CIHR Institute of Neurosciences, Mental Health and Addiction
Dr. Rémi Quirion
Assistant Director, Ottawa
Dr. Barbara Beckett
Dear CIHR Directors
I have been active in autism advocacy in New Brunswick, and federally, for 9 years, since my son was diagnosed with Autism Disorder at the age of 2. Prior to the previously canceled Autism Symposium I contacted your office with respect to your procedures for selecting community representatives as delegates to the symposium. The symposium was canceled at the last minute. Now I am aware that you are inviting representatives from the "autism community" to attend the newly scheduled "Autism Symposium without input from the provincial societies. At least, you did not contact the Autism Society New Brunswick and request the name or names of delegates to attend at the Toronto airport symposium in early November. Instead you picked the delegates who would attend on behalf of the "autism community".
With respect, you do not have the right to decide who will attend on behalf of the autism community. I am very doubtful that you determine who would represent a professional or scientific body. Yet you have chosen to bypass the Autism Society and decide who, from the New Brunswick autism community, will be invited to attend the symposium. You can call such invitees community representatives but, since they are chosen by you, they are in fact CIHR representatives, not community representatives.
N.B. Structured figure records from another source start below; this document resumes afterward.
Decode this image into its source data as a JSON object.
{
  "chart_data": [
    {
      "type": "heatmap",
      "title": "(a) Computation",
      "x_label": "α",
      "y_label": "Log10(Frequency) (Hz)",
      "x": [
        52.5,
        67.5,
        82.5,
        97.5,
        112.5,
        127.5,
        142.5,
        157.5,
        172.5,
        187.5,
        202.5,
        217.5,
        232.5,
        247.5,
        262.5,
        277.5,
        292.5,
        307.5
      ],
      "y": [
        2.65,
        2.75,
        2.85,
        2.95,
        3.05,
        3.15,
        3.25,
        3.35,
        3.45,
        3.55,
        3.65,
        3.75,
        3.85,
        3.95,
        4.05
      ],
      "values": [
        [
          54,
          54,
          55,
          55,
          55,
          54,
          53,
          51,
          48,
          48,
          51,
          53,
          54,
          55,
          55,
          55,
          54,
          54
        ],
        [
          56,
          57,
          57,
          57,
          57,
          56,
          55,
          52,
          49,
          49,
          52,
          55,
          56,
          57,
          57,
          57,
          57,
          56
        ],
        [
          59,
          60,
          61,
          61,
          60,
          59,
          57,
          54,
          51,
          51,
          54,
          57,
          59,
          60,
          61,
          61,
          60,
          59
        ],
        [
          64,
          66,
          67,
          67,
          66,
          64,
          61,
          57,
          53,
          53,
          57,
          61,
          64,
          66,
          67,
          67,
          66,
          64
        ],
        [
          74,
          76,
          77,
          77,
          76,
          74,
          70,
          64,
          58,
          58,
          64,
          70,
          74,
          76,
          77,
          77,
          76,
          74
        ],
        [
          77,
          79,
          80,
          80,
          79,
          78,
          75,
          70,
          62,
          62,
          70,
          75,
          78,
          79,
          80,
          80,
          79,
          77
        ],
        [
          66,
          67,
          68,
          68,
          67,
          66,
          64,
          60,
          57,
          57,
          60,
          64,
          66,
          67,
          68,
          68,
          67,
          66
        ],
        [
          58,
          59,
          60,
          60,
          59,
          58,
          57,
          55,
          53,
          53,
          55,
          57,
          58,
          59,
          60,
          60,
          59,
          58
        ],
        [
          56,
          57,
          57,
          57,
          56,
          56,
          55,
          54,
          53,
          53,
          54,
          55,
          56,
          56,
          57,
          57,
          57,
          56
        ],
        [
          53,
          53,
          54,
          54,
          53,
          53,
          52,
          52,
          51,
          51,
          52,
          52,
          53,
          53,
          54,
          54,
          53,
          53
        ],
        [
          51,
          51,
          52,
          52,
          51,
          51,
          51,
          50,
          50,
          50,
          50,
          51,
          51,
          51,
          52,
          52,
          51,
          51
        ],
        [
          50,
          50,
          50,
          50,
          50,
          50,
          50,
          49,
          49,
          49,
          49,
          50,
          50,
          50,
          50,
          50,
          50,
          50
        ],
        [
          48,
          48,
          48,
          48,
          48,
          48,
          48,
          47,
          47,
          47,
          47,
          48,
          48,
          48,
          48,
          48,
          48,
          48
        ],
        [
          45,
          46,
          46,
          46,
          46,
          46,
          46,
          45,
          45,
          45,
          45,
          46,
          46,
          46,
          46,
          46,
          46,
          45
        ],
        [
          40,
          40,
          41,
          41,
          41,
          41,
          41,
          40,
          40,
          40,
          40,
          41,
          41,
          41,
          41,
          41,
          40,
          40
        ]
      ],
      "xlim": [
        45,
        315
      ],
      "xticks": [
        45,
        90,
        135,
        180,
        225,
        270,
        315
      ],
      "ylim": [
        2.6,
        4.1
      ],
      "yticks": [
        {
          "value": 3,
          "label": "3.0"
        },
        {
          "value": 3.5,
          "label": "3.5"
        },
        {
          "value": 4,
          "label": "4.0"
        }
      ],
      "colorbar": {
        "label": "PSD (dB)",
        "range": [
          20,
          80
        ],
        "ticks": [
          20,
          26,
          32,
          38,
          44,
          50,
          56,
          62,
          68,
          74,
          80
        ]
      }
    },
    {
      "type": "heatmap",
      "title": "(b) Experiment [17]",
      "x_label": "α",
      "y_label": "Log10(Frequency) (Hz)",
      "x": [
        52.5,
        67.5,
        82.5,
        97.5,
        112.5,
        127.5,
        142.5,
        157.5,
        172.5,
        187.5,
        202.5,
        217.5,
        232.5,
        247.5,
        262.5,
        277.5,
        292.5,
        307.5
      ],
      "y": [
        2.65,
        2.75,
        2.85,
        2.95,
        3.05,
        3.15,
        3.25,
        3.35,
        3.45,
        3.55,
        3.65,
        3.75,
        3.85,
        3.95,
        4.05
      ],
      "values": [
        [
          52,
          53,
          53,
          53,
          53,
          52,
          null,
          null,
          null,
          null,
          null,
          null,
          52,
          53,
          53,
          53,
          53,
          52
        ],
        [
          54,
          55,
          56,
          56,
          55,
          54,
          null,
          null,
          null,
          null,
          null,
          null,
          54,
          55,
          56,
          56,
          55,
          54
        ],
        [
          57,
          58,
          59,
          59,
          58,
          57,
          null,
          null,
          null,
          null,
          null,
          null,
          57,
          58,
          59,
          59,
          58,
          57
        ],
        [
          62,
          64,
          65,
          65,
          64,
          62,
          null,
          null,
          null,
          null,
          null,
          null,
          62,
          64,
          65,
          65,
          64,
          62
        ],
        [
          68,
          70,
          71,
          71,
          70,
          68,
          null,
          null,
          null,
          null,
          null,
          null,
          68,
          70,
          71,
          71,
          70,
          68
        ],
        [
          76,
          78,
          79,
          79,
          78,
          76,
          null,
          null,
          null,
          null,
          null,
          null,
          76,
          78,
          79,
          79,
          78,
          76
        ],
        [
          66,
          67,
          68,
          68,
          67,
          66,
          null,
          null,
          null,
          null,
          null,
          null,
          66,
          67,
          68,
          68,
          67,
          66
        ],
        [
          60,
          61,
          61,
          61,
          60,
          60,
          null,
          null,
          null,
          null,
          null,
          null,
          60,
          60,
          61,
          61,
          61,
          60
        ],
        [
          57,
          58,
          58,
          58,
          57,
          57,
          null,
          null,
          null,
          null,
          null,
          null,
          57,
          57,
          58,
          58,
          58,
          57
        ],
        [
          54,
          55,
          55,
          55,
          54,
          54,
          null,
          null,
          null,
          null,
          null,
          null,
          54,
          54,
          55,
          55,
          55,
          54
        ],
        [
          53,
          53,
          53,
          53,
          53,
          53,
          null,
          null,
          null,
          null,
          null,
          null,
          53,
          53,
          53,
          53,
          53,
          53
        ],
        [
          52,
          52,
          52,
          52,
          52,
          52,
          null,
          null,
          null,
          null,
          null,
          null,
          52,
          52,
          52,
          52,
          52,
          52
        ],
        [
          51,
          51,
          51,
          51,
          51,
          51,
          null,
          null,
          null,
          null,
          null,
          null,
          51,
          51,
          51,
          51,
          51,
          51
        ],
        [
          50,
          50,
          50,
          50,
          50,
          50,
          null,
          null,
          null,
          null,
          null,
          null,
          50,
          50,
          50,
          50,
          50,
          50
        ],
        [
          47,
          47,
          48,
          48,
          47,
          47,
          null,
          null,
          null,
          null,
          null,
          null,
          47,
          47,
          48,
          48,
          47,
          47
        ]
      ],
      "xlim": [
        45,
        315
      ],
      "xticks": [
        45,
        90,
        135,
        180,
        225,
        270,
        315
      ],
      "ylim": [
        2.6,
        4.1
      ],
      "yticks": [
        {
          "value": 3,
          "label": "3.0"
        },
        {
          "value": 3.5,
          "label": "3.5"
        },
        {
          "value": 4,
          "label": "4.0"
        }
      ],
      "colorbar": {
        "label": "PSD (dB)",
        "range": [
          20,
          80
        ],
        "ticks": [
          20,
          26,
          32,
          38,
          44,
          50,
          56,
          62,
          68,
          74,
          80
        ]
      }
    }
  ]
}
Research on autism issues generates many issues and controversies. The direction research takes has public policy implications. You yourselves, in the official invitation to your community representatives stated that:
"Above all, the symposium is being organized as an opportunity for
knowledge exchange, networking, and community-building."
Community-building does not begin by dictating who will be chosen to represent the community. It is unfortunate that you have taken a path chosen often by public relations conscious bureaucracies in the past. I have been involved in such events in New Brunswick over the past few years where the bureaucratic organizers of the events attempted to pick the autism community representatives. Usually they had the good sense to abandon such efforts, realizing ultimately that government or hand picked "community" representatives would lack legitimacy and credibility.
I hope you reconsider your approach to your delegate selection. Or at least, refrain from calling the symposium an exercise in community-building.